RS: You get very close and personal with these characters. They’re often putting up their flaws or insecurities onscreen, and acting for a very close camera. It’s remarkable that you achieved that with people who’d never acted before. How did you work with them?
CZ: A few things. First, you have know them well and write to honor that. If your script is off, then you’re forcing them to do cheap acting tricks, and that’s not going to work. Doesn’t matter how good you are, or how much you want them to do method acting. If something is not working, I quickly rewrite it. The second thing is trust. They have to trust you. You have to be a good listener to really know what makes them sad or what makes them happy. With Lilly, I knew that if she was a little upset, she would do the opposite of what I would ask her to do. So I would tell her the opposite of what I wanted. You have to spend time with people and get to know them. Even if I’m working with professional actors in the future, whatever that means, I will do the same thing. And the last thing is to protect them. Because once you gain their trust, you have so much access. I was constantly asking myself, both in the editing room and while shooting, am I pushing too hard? Do they even know what they’re showing? Are they going to feel comfortable? And if you don’t protect them, they’ll probably find out. You have to earn their respect and trust.

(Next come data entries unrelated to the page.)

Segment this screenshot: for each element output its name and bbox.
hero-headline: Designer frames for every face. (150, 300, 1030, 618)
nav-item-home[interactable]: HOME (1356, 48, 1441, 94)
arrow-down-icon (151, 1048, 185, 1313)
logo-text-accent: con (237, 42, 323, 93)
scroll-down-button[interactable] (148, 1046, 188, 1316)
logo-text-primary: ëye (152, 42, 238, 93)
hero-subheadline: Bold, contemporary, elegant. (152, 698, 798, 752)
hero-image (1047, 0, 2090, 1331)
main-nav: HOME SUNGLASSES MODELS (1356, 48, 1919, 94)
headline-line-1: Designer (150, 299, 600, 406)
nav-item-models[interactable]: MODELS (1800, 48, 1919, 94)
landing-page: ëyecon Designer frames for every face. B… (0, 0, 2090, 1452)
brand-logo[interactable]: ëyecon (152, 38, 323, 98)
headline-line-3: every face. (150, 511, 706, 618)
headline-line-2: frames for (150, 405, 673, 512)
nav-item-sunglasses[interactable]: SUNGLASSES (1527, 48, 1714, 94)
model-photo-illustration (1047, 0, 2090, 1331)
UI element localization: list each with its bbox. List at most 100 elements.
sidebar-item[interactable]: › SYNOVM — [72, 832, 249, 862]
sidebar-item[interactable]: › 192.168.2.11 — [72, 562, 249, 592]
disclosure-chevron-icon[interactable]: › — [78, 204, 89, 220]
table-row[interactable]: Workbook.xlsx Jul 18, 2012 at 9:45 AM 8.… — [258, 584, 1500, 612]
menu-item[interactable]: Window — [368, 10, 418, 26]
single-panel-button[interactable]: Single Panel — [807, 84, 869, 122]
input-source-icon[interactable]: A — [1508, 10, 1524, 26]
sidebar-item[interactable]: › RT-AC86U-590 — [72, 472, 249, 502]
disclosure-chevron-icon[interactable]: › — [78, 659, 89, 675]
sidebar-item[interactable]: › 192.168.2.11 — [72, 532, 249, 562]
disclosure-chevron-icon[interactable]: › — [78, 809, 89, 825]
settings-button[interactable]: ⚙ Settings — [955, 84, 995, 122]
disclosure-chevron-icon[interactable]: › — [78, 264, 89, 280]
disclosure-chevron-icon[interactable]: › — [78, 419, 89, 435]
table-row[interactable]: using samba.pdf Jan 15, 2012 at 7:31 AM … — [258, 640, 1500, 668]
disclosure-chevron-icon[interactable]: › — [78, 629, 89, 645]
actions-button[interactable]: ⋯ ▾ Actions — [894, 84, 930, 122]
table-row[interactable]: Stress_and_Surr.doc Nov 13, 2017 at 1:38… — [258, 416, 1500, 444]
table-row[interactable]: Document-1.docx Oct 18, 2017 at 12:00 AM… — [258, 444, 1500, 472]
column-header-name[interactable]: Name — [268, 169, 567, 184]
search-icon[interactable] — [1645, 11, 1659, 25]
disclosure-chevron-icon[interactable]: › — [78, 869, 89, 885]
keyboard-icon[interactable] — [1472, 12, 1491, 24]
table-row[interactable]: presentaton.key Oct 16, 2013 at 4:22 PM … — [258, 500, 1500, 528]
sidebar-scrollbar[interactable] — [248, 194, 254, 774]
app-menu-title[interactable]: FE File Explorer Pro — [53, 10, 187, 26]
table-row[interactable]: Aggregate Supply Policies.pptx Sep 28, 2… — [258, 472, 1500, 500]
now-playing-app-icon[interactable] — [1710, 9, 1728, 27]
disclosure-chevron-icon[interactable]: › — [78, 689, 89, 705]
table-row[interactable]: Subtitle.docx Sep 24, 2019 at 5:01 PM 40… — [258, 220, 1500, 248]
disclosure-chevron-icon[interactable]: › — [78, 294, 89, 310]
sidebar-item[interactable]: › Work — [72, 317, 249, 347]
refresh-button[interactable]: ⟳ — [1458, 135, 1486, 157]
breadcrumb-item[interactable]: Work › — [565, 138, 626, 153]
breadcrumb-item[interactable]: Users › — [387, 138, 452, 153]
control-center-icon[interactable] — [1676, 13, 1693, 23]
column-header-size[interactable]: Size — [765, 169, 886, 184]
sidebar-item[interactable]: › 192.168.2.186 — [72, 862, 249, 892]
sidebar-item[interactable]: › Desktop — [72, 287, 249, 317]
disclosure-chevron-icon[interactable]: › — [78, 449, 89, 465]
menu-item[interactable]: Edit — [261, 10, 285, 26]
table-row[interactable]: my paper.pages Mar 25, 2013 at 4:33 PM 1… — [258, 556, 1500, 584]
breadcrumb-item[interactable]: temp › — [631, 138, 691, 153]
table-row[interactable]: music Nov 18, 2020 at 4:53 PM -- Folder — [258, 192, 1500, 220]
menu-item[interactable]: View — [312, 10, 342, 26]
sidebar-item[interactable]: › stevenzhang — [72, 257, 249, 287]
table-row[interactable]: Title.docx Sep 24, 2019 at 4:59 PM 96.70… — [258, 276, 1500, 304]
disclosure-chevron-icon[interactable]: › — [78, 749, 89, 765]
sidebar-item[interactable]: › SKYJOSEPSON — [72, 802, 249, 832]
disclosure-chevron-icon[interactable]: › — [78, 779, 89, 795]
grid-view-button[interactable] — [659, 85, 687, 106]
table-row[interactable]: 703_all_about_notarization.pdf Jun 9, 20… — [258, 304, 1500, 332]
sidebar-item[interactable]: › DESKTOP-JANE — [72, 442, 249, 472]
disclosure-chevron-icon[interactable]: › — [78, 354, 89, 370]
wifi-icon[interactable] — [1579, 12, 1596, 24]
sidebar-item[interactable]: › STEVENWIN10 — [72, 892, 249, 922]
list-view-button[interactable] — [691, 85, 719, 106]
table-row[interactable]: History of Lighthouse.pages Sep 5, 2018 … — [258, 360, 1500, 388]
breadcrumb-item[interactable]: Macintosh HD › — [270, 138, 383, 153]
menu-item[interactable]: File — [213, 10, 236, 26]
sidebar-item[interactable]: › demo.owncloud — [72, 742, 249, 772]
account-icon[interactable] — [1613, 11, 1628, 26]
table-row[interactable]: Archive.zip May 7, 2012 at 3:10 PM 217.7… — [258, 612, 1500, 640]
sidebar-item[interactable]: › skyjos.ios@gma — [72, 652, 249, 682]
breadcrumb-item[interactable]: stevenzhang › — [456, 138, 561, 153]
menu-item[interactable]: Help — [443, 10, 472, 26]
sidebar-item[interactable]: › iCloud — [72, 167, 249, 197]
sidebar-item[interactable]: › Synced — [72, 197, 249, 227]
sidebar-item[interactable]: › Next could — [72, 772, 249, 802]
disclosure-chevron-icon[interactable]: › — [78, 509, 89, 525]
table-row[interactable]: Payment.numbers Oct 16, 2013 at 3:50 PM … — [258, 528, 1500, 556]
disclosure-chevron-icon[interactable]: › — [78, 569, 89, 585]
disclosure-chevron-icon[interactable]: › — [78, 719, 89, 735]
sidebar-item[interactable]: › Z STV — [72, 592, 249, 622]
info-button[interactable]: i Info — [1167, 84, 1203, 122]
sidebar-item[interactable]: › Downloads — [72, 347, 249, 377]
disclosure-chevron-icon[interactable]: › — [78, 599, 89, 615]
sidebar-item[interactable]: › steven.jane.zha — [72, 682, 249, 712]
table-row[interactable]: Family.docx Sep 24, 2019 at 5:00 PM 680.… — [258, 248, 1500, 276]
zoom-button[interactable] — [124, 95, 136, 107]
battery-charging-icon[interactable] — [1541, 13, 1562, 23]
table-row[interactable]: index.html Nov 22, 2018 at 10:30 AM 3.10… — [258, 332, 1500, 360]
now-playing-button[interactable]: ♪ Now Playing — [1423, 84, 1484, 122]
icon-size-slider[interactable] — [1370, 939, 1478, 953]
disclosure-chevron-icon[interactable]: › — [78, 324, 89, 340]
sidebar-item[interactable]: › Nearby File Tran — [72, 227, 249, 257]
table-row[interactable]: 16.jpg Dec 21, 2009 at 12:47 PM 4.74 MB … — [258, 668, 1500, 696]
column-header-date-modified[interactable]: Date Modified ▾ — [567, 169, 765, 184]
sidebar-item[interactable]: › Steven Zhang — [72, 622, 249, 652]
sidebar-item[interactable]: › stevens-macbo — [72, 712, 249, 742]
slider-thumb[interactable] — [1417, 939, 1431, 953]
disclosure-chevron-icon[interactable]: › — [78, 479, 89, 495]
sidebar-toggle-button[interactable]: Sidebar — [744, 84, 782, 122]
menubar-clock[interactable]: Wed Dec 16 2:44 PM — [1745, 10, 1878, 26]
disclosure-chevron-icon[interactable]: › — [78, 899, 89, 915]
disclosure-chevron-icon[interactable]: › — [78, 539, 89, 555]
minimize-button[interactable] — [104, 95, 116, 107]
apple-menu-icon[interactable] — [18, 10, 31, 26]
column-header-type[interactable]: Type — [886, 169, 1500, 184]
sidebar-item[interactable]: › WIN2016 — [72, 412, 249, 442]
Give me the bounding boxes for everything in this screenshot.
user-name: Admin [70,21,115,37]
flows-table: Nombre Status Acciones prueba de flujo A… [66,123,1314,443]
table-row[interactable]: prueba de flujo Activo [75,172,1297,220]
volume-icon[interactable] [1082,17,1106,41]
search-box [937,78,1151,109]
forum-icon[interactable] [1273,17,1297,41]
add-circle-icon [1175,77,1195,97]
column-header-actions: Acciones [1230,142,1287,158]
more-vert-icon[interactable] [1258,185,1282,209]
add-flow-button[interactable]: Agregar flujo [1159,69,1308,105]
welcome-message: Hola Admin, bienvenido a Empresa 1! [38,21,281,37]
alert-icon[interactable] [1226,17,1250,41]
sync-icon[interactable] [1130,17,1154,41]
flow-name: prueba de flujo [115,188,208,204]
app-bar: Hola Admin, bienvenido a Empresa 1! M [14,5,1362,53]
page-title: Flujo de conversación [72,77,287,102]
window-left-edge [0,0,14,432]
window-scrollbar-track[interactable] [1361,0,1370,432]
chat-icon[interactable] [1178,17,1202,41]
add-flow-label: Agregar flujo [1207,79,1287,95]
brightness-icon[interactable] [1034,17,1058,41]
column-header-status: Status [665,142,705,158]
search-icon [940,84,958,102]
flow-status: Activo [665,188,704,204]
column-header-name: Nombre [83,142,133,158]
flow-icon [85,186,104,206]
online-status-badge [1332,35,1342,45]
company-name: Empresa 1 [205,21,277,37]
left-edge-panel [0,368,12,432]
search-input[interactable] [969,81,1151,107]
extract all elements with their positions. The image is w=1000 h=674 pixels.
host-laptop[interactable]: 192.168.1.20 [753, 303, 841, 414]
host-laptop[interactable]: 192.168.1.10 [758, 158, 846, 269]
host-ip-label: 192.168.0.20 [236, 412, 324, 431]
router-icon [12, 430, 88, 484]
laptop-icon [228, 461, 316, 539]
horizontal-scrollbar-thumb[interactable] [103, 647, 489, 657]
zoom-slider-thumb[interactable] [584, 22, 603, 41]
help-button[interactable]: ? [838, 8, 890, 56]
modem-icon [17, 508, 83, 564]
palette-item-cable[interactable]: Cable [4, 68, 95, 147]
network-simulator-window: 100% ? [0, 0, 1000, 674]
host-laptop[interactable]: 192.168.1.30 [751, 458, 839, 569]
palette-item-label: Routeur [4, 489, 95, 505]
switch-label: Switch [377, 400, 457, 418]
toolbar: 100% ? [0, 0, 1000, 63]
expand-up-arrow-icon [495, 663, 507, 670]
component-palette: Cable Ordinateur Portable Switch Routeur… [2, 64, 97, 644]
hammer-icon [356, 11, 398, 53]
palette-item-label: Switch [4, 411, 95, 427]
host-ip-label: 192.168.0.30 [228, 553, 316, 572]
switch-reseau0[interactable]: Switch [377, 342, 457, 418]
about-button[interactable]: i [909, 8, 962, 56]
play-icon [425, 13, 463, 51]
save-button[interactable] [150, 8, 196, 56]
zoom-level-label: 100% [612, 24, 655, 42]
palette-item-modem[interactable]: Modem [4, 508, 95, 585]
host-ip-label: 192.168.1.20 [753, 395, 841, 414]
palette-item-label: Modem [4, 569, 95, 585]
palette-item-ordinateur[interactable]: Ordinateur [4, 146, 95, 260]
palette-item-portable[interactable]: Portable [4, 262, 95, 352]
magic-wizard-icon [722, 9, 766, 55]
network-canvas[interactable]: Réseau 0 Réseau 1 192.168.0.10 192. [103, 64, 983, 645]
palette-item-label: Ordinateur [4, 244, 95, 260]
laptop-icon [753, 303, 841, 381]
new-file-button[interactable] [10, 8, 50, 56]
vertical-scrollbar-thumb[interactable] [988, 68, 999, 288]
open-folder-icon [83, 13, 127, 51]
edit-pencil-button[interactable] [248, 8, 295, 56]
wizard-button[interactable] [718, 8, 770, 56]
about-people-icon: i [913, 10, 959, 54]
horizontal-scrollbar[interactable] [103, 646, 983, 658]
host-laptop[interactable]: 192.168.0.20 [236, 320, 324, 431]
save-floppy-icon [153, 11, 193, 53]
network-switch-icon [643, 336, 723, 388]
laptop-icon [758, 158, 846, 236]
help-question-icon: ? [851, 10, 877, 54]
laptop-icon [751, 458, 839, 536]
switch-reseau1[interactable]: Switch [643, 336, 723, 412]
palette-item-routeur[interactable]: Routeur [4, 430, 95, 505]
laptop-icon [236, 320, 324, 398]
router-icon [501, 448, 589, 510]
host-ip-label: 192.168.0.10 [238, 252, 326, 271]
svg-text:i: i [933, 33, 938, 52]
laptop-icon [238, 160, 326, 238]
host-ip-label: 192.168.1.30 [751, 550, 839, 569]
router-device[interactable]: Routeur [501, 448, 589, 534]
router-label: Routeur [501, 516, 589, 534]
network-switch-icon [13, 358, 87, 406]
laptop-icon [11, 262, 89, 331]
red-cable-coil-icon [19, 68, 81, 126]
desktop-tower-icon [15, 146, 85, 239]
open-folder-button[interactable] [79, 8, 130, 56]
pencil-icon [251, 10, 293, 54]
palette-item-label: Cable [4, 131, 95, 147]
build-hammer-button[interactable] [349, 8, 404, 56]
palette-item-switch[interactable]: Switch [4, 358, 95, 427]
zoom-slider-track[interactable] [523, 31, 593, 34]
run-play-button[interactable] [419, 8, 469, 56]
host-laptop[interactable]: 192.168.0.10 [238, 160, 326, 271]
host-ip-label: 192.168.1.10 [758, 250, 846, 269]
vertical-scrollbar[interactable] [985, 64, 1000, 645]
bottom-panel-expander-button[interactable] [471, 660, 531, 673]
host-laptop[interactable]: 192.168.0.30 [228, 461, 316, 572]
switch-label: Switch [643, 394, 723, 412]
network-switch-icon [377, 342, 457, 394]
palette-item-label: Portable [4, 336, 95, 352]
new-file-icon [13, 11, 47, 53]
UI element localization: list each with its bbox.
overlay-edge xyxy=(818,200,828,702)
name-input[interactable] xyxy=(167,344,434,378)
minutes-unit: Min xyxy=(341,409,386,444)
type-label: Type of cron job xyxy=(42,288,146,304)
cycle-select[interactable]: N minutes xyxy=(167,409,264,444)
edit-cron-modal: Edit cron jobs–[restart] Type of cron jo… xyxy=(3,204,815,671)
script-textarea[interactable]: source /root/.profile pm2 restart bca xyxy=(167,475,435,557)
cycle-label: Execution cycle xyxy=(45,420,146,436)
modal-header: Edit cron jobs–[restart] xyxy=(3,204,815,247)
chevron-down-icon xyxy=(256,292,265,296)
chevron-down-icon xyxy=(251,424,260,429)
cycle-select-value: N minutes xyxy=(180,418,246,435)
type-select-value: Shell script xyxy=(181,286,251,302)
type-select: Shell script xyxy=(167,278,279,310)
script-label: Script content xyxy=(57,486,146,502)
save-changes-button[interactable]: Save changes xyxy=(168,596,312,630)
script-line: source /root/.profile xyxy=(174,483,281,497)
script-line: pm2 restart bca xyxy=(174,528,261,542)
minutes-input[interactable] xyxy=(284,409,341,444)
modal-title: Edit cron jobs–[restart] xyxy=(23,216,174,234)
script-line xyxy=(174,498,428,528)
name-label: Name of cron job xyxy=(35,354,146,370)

RS: I saw Western and Zamain the same week as The Rider, and I was thinking about what a female gaze reveals about masculinity. As a woman director, was there something you could access about these male protagonists that male directors perhaps cannot?
CZ: Maybe what a male director can access with a female protagonist that I can’t. Sometimes it is hard to look at yourself in the mirror. But I think the female gaze is very important. It lacks in the history of our cinema. It’s important for female filmmakers to honor that, because we sometimes feel like we have to tell our stories with a male gaze to advance in the industry. But it’s important to honor the truth. If you get to know these people, like Brady, for example—to train a horse he has to be both masculine and feminine, both a mother and a father in the archetypal way. The only way he can get that horse to trust him is by using both love and discipline. So you can see that it’s clearly not the paper-thin version of the macho cowboy you see in westerns. It’s important to honor that, whether it’s with a male of female gaze...
RS: Is it easier for you to honor that as a woman?
CZ: I think it’s easier for them, because they feel like they can be more vulnerable with me than with a big guy coming in. I think it’s important for me to be in the car with Brady, without anybody else, to get him to cry.